MICHIGAN STATE’S WIN SOMETHING TO BUILD ON

by | Feb 1, 1991 | Detroit Free Press | 0 comments

EAST LANSING — Steve Smith was doing a celebration dance — the Cabbage Patch, I think — and Mike Peplowski was howling in a typical primal scream. And Mark Montgomery — the star of the game, if you ask me — was carrying the ball upcourt like a proud papa, smiling at the Spartan rooting section which was going ear-splitting mad. Jud Heathcote looked at the clock, saw less than a minute to go, and finally hooked his hands around his right knee and closed his eyes for just a second. As Shakespeare might have asked: Perchance to dream? This was, after all, a victory to build a dream on — the dream being that Michigan State would somehow get back to being what everyone expected them to be when this season started: a serious contender.

They may get there yet. But it won’t be the way you thought. These Spartans will never be a scoring machine. Forget that idea. It began to die, to be honest, in their very first practice last fall and was officially buried Thursday night, when they won their biggest game of the year by playing defense and keepaway. The Spartans held Ohio State, the No. 3 team in the nation, to 10 baskets in the second half; they swarmed around every inside pass; they poked; they pounded; they denied the Buckeyes even a chance to shoot; held them six minutes without a bucket; ran a Harlem Globetrotter weave that ate the clock.

It was the Super Bowl all over again; the New York Giants shortening the game; the Buffalo Bills on the sideline, starving for a chance to score.

And when the smoke cleared — lookie here, just like the Super Bowl — the turtle team won. The Spartans, whom most people had buried in a drift of disappointment, had slain the scarlet and gray dragon, something no other college basketball team had been able to do this season. “A great win for us,” Heathcote would admit.

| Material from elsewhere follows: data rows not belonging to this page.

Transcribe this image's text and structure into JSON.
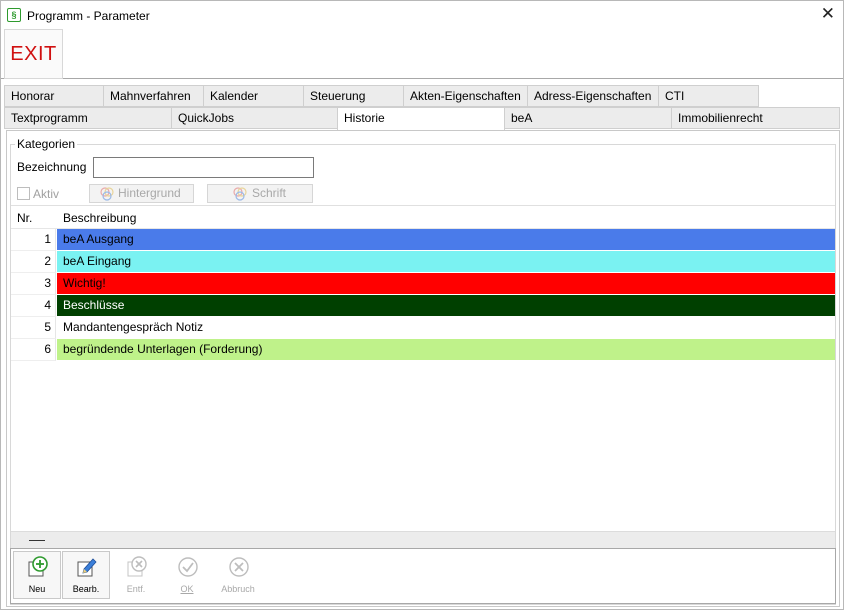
{
  "window": {
    "title": "Programm - Parameter",
    "app_icon": "§"
  },
  "toolbar": {
    "exit_label": "EXIT"
  },
  "tabs_row1": [
    {
      "label": "Honorar"
    },
    {
      "label": "Mahnverfahren"
    },
    {
      "label": "Kalender"
    },
    {
      "label": "Steuerung"
    },
    {
      "label": "Akten-Eigenschaften"
    },
    {
      "label": "Adress-Eigenschaften"
    },
    {
      "label": "CTI"
    }
  ],
  "tabs_row2": [
    {
      "label": "Textprogramm"
    },
    {
      "label": "QuickJobs"
    },
    {
      "label": "Historie",
      "active": true
    },
    {
      "label": "beA"
    },
    {
      "label": "Immobilienrecht"
    }
  ],
  "group": {
    "label": "Kategorien"
  },
  "form": {
    "bezeichnung_label": "Bezeichnung",
    "bezeichnung_value": "",
    "aktiv_label": "Aktiv",
    "hintergrund_label": "Hintergrund",
    "schrift_label": "Schrift"
  },
  "grid": {
    "headers": {
      "nr": "Nr.",
      "beschreibung": "Beschreibung"
    },
    "rows": [
      {
        "nr": "1",
        "beschreibung": "beA Ausgang",
        "bg": "#4a7bea",
        "fg": "#000000"
      },
      {
        "nr": "2",
        "beschreibung": "beA Eingang",
        "bg": "#7af2f2",
        "fg": "#000000"
      },
      {
        "nr": "3",
        "beschreibung": "Wichtig!",
        "bg": "#ff0000",
        "fg": "#000000"
      },
      {
        "nr": "4",
        "beschreibung": "Beschlüsse",
        "bg": "#004000",
        "fg": "#ffffff"
      },
      {
        "nr": "5",
        "beschreibung": "Mandantengespräch Notiz",
        "bg": "#ffffff",
        "fg": "#000000"
      },
      {
        "nr": "6",
        "beschreibung": "begründende Unterlagen (Forderung)",
        "bg": "#bff28a",
        "fg": "#000000"
      }
    ]
  },
  "bottom_buttons": {
    "neu": "Neu",
    "bearb": "Bearb.",
    "entf": "Entf.",
    "ok": "OK",
    "abbruch": "Abbruch"
  },
  "colors": {
    "accent_green": "#2e9a2e",
    "exit_red": "#d01010"
  }
}
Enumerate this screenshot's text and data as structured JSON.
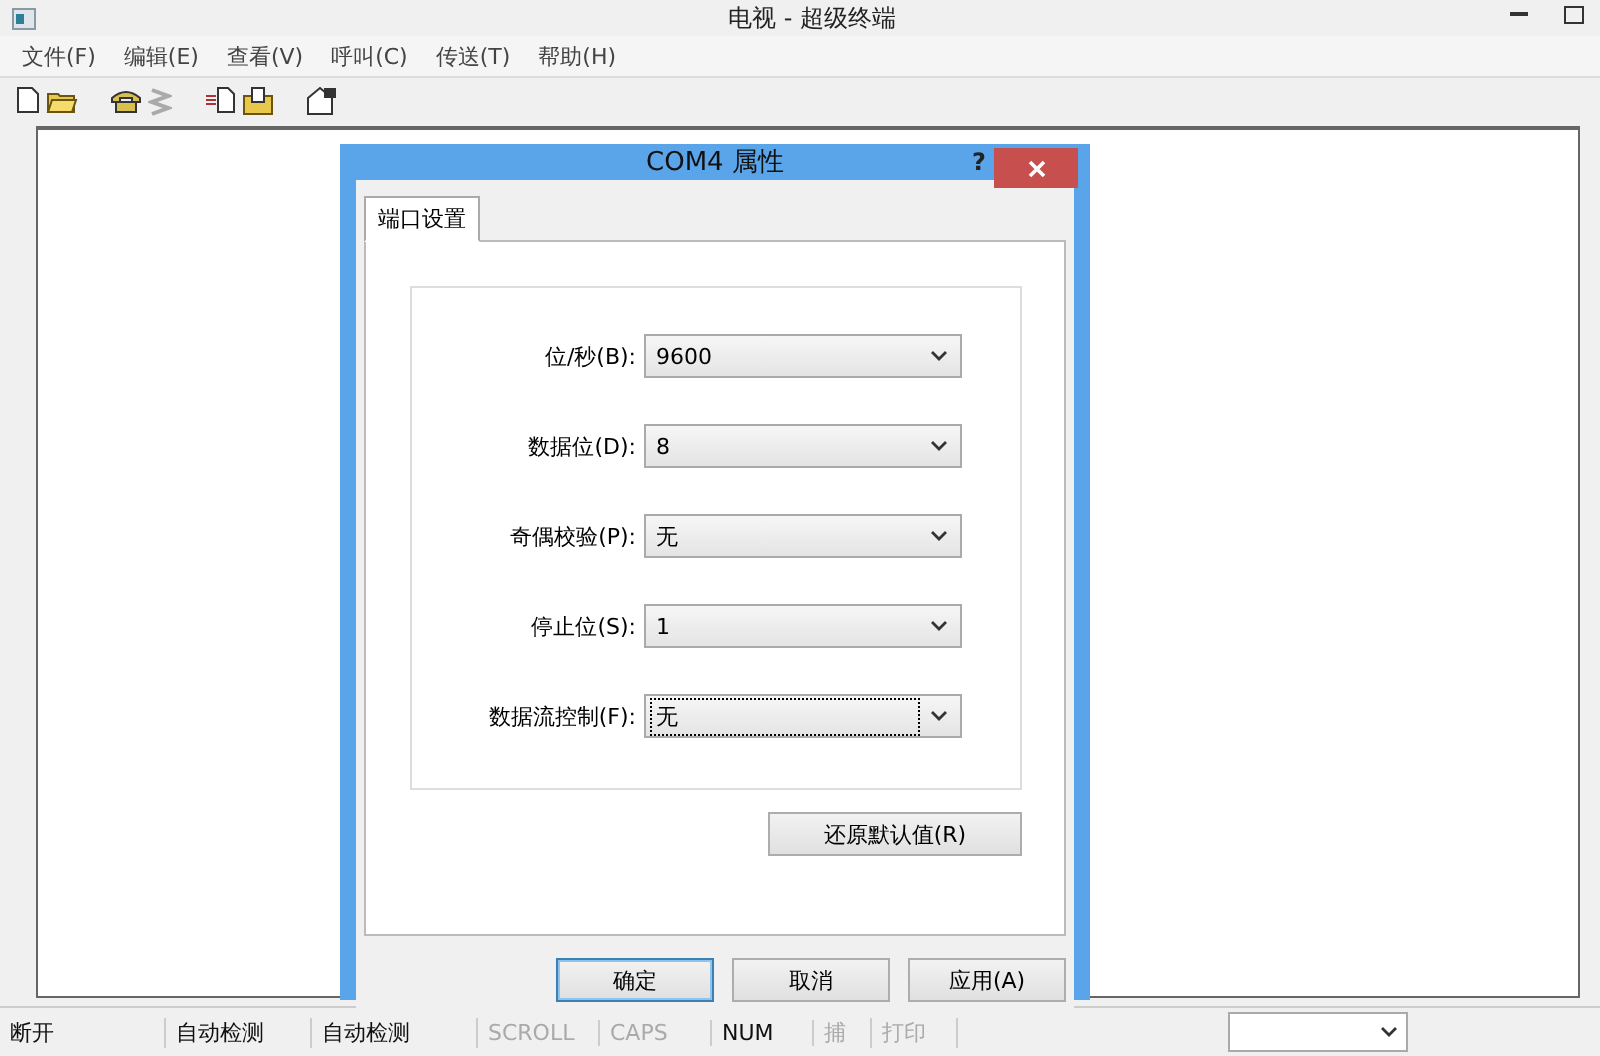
{
  "window": {
    "title": "电视 - 超级终端"
  },
  "menu": [
    "文件(F)",
    "编辑(E)",
    "查看(V)",
    "呼叫(C)",
    "传送(T)",
    "帮助(H)"
  ],
  "toolbar": [
    {
      "kind": "new"
    },
    {
      "kind": "open"
    },
    {
      "kind": "gap"
    },
    {
      "kind": "call"
    },
    {
      "kind": "hangup",
      "disabled": true
    },
    {
      "kind": "gap"
    },
    {
      "kind": "send"
    },
    {
      "kind": "receive"
    },
    {
      "kind": "gap"
    },
    {
      "kind": "properties"
    }
  ],
  "status_bar": [
    {
      "text": "断开",
      "active": true
    },
    {
      "text": "自动检测",
      "active": true
    },
    {
      "text": "自动检测",
      "active": true
    },
    {
      "text": "SCROLL",
      "active": false
    },
    {
      "text": "CAPS",
      "active": false
    },
    {
      "text": "NUM",
      "active": true
    },
    {
      "text": "捕",
      "active": false
    },
    {
      "text": "打印",
      "active": false
    }
  ],
  "dialog": {
    "title": "COM4 属性",
    "help": "?",
    "tabs": [
      {
        "label": "端口设置",
        "selected": true
      }
    ],
    "fields": [
      {
        "label": "位/秒(B):",
        "value": "9600",
        "focused": false
      },
      {
        "label": "数据位(D):",
        "value": "8",
        "focused": false
      },
      {
        "label": "奇偶校验(P):",
        "value": "无",
        "focused": false
      },
      {
        "label": "停止位(S):",
        "value": "1",
        "focused": false
      },
      {
        "label": "数据流控制(F):",
        "value": "无",
        "focused": true
      }
    ],
    "restore_button": "还原默认值(R)",
    "buttons": [
      {
        "label": "确定",
        "default": true
      },
      {
        "label": "取消",
        "default": false
      },
      {
        "label": "应用(A)",
        "default": false
      }
    ]
  }
}
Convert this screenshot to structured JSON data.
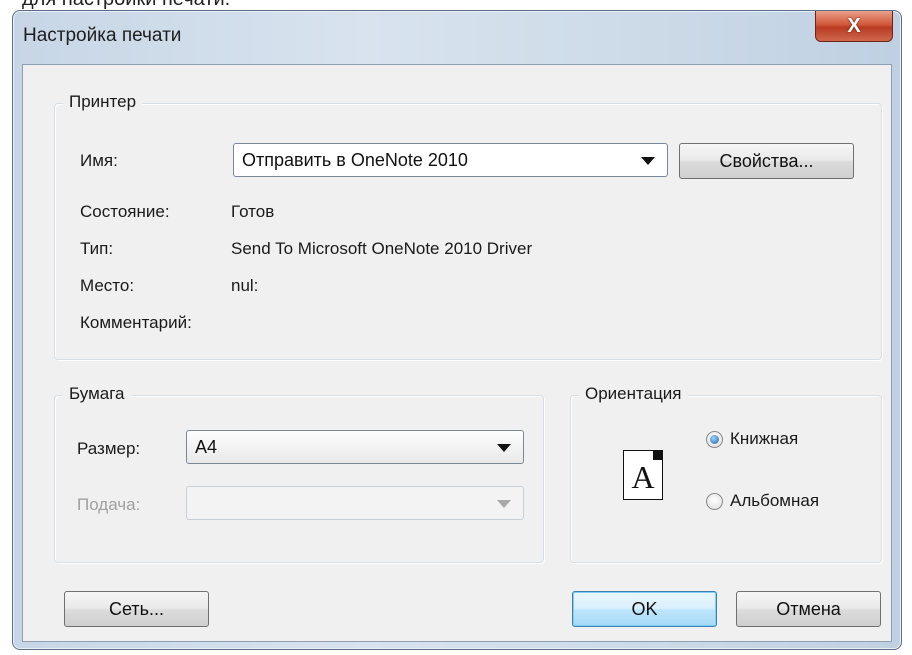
{
  "top_cut_text": "для настройки печати.",
  "window": {
    "title": "Настройка печати",
    "close_label": "X"
  },
  "printer": {
    "legend": "Принтер",
    "name_label": "Имя:",
    "name_value": "Отправить в OneNote 2010",
    "properties_button": "Свойства...",
    "status_label": "Состояние:",
    "status_value": "Готов",
    "type_label": "Тип:",
    "type_value": "Send To Microsoft OneNote 2010 Driver",
    "location_label": "Место:",
    "location_value": "nul:",
    "comment_label": "Комментарий:",
    "comment_value": ""
  },
  "paper": {
    "legend": "Бумага",
    "size_label": "Размер:",
    "size_value": "A4",
    "source_label": "Подача:",
    "source_value": ""
  },
  "orientation": {
    "legend": "Ориентация",
    "icon_letter": "A",
    "portrait_label": "Книжная",
    "landscape_label": "Альбомная",
    "selected": "portrait"
  },
  "buttons": {
    "network": "Сеть...",
    "ok": "OK",
    "cancel": "Отмена"
  }
}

A win to build a dream on? Going for all the marbles

“We put all our marbles into this one basket,” said Montgomery, after MSU upset Ohio State, 75-61, staying in the race for the Big Ten title. Of course, marbles had not been the problem. It was putting the basketball in the basket. Outside of Smith, who can basically shoot from his bedroom and still score, the rest of this MSU team had seemed, at times, allergic to the scoring category. It’s not that they’re bad shooters; they just didn’t seem to know when to shoot, where to shoot from. They were without a rhythm, like four guys sitting around a diner trying to decide what to order.

Not Thursday night. Here was Montgomery, coming to life, scoring a career-high 17 points, breaking the Buckeye press with deft dribbling and quick legs, then burying a little jumper here, a little jumper there. His point total was twice his normal average, which had to delight Smith, heretofore so predictable as the MSU offense that teams seemed to be telling all five defenders, “Sic ‘im — forget the other guys.”

“When we started the game, I heard the Ohio State guys go, ‘Stay with Steve, stay with Steve,’ ” Smith said. “But after Monty hit a few shots, it was like, ‘Stay with Mark! Stay with Mark!’ ”

What a pleasant change. The pair accounted for 43 points, and if Heathcote could get that kind of double threat every night, he might even stop slapping himself. Now if Matt Steigenga could become more of a force, and Peplowski could muscle for points as well as rebounds. . . .

But we’re getting ahead of ourselves here. Buckeyes bring out the magic

The most important thing was to win this game, because had the Spartans lost it, the next big sports news out of East Lansing would have been spring football practice. As it stands, MSU (6-3 in the Big Ten) still has a tough road. Indiana and the Buckeyes (7-1) are far ahead. But in college ball especially you look for these turnaround moments. “We want to build on this one, hopefully,” Heathcote said.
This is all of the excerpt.